Thompson was a lawyer, and the subject of enforcement proceedings pursuant to the Income Tax Act. The CRA issued a Requirement seeking information and documents pertaining Thompson’s income and expenses, and assets and liabilities, including a current accounts receivable listing. Thompson provided some, but not all, of the information set out in the Requirement. In particular, he had provided no details regarding his accounts receivable other than a total balance owing.
Thompson challenged the Requirement, in part, based on solicitor-client privilege, and sought a determination of whether s. 231.2(1) of the Income Tax Act can be interpreted, applied or enforced so as to require a lawyer who is the subject of enforcement proceedings by the CRA to divulge information about his clients, including their names and amounts owing, information that he claims is protected by solicitor-client privilege. Thompson also argued that the Requirement was akin to an unreasonable search or seizure and thus was contrary to s. 8 of the Charter.
The Federal Court ordered that Thompson must comply with the Requirement, and ordered that he provide unredacted financial records to the Minister.
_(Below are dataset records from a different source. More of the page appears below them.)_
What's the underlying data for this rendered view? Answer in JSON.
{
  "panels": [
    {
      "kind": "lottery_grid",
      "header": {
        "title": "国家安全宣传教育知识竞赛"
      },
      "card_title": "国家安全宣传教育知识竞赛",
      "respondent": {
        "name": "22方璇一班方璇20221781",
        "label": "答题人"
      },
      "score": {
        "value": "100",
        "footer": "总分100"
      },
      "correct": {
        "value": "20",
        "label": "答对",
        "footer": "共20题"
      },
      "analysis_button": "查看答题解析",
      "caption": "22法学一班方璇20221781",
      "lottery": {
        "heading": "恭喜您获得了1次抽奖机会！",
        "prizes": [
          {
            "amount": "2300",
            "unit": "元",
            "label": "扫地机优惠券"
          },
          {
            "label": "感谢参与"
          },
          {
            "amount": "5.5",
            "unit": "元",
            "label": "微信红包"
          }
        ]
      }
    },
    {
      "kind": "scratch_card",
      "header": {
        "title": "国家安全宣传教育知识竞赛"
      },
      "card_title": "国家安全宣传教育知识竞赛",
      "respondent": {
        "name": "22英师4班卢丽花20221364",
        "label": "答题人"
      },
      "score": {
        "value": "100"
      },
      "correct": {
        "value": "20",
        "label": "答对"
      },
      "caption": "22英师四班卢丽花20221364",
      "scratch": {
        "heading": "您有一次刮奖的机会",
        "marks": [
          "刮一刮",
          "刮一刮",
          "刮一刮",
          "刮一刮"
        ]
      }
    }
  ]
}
The Court of Appeal allowed Thompson’s appeal, but only because the Federal Court did not review the accounts receivable listing to ensure solicitor-client privilege did not apply to protect each of Thompson’s clients individually. The Court of Appeal upheld the Federal Court’s order that Thompson produce unredacted versions of all other information and documents.
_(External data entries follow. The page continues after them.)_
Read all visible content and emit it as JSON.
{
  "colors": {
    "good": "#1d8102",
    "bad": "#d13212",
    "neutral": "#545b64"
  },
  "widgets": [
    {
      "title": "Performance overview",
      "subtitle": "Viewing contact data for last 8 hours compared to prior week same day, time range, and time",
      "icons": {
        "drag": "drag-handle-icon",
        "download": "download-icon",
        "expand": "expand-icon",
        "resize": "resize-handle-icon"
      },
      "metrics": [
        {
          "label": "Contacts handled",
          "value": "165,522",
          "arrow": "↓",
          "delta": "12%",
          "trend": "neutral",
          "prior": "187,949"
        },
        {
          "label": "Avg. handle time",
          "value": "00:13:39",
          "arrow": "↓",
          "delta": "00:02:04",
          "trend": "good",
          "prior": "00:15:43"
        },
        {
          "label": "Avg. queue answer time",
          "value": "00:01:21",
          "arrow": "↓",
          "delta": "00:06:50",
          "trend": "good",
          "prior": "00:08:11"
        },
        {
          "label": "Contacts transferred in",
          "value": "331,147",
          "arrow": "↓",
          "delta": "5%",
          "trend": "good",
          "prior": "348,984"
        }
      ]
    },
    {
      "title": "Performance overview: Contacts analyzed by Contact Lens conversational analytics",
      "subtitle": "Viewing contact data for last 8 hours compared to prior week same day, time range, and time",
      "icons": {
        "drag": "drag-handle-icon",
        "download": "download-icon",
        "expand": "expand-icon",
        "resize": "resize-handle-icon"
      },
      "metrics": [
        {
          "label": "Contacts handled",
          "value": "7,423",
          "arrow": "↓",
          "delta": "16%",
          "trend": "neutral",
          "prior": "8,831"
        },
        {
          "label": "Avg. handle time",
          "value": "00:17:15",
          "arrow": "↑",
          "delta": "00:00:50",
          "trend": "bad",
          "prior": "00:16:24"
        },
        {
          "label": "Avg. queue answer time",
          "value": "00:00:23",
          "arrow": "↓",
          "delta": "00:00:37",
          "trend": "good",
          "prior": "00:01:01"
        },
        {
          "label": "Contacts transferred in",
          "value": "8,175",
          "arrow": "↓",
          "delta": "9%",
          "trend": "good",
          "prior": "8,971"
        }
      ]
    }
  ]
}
The Court of Appeal rejected Thompson’s arguments with respect to solicitor-client privilege and s. 8 of the Charter. It found that solicitor-client privilege does not apply to a lawyer’s accounting records and supporting documents because they do not constitute the provision of legal advice, and noted that if privilege were to apply, the CRA could never seek and obtain information from a lawyer about the revenue generate by his practice that would enable CRA to ensure compliance with the Income Tax Act.
With respect to s. 8 of the Charter, the Court rejected the assertion that a class privilege attaches to a lawyer’s accounting records and client names, with the result that there was no interference with any rights in relation to privilege.
It is interesting that the Supreme Court has granted leave in this case, as there does not seem to be anything controversial about the decisions of either the Federal Court or the Court of Appeal. Perhaps the Supreme Court feels that some clarification on the law of solicitor-client privilege, and the process to be used to determine that privilege, especially in the context of demands for production from the CRA, is needed.